200 miles upstream of China’s massive Three Gorges Dam, Wanzhou perches of the bank of the Yangtze River. During her childhood, Yiying Xiong witnessed people in her hometown being forced to leave their homes there and seek higher ground each summer as the river flood swept their houses. The frequent flooding ultimately led to the construction of the world’s largest dam and hydroelectric plant.
Xiong, new Great Lakes Bioenergy Research Center (GLBRC) associate director, has turned this deep connection with the power and potential of renewable energy into more than 20 years of experience in leadership, management, and business development in this area. But it began with feeling the direct impacts of a water power marvel.
Xiong excelled in school and was offered a chance to attend Tsinghua University, a school in China that regularly tops global lists of the best engineering colleges, without taking the college entrance exam, but she was given a choice of only four majors. “I don’t remember the other options,” Xiong recalls, “but hydropower was the only one I knew anything about.”

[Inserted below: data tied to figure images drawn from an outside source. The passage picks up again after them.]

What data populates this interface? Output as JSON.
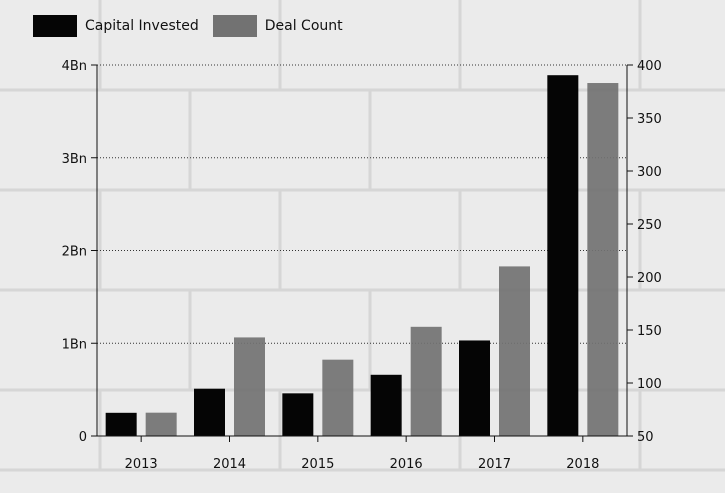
{
  "chart_data": {
    "type": "bar",
    "categories": [
      "2013",
      "2014",
      "2015",
      "2016",
      "2017",
      "2018"
    ],
    "series": [
      {
        "name": "Capital Invested",
        "axis": "left",
        "color": "#050505",
        "values": [
          0.25,
          0.51,
          0.46,
          0.66,
          1.03,
          3.89
        ]
      },
      {
        "name": "Deal Count",
        "axis": "right",
        "color": "#727272",
        "values": [
          72,
          143,
          122,
          153,
          210,
          383
        ]
      }
    ],
    "y_left": {
      "min": 0,
      "max": 4,
      "ticks": [
        {
          "value": 0,
          "label": "0"
        },
        {
          "value": 1,
          "label": "1Bn"
        },
        {
          "value": 2,
          "label": "2Bn"
        },
        {
          "value": 3,
          "label": "3Bn"
        },
        {
          "value": 4,
          "label": "4Bn"
        }
      ]
    },
    "y_right": {
      "min": 50,
      "max": 400,
      "ticks": [
        {
          "value": 50,
          "label": "50"
        },
        {
          "value": 100,
          "label": "100"
        },
        {
          "value": 150,
          "label": "150"
        },
        {
          "value": 200,
          "label": "200"
        },
        {
          "value": 250,
          "label": "250"
        },
        {
          "value": 300,
          "label": "300"
        },
        {
          "value": 350,
          "label": "350"
        },
        {
          "value": 400,
          "label": "400"
        }
      ]
    },
    "grid": "horizontal dotted",
    "legend_position": "top-left"
  }
}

While diving into engineering, Xiong also led a student TV station and debated a possible career in journalism. Then she was recommended to Charles Melching, a professor at Marquette University in Milwaukee, Wis. who offered her full scholarship as a master’s student in the water resources program at Marquette University. “I didn’t really know how to pronounce the name of the city or even exactly where I was going,” Xiong says, “yet I came here all by myself with about 200 pounds of luggage.”
Once in Wisconsin, she quickly became enamored with the tactile and impactful nature of water resources engineering. “All the projects we did were interesting, and I started seeing that what I learned could be applied to the real world,” she says. “I also realized that I like to see things that can add value to the day-to-day advancement of society.”
Xiong then started consulting with several companies around Madison, Wis., where she gained experience in project management and technical work in hydropower, aviation, and municipal projects, including at the Dane County Regional Airport. Later, Xiong focused on marketing, business development, renewable project financing and strategic planning for companies around the world, all while starting her own business.
"I really want to see my peers grow. In a leadership role, I can help them grow, and they’ll help me do my job better"
More recently, during her time at RTI International, a global research institute, she collaborated on the U.S. Department of Energy’s HydroWIRES initiative to develop innovations in the hydropower industry, worked with the Gates Foundation’s water, sanitation, and hygiene program in Asia, and supported the National Science Foundation’s efforts in the food-energy-water nexus. The experiences reframed Xiong’s goals. “I really wanted to drive the industry, instead of reacting to what government and policymakers or companies were demanding,” she says. “That triggered my interest and my motivation to get into an organization like GLBRC.”
Xiong intends to apply her time in the private sector to her work at GLBRC. “A big passion that I have is to create and promote collaboration – I want to build a bridge between research and industry,” she says. “We can always do better, we can always collaborate wider, broader, and with more industries.”
Partnering on projects around the world has guided Xiong’s philosophy as a leader. Experiencing diversity, both in cultures and communication styles has bolstered her passion for understanding more about how people relate to each other. “Some cultures in Africa really like to talk about their family members and personal experiences before getting into real business, while some other cultures stay completely within business in the office. Recognizing these differences has made me better at relating to people from different cultures and offers me a new perspective – and I just love that.”
An awareness of cultural diversity also brought out Xiong’s ambition for advancement of women in engineering leadership. “When I started in engineering consulting, it was very much a male-dominated industry,” she recalls. “Women are not always given the same opportunities for advancement or paid the same as their male peers. It just got me thinking, if we don’t advocate or support ourselves, no one will.”
“I really want to see my peers grow. In a leadership role, I can help them grow, and they’ll help me do my job better,” she adds.
Xiong knows her philosophy of inclusiveness will be an asset for her at GLBRC. “One thing I really like is open communication and transparency. We maybe have different ideas, but it’s much easier to have constructive disagreements if everything is out in the open,” she says.
It’s this open-door philosophy that Xiong hopes to continue, even with many scientists, staff, and students working remotely. With few opportunities to bump into colleagues informally, Xiong has instituted weekly “office hours.”
“I’ll just be here. Come knock on the door, and we’ll talk.”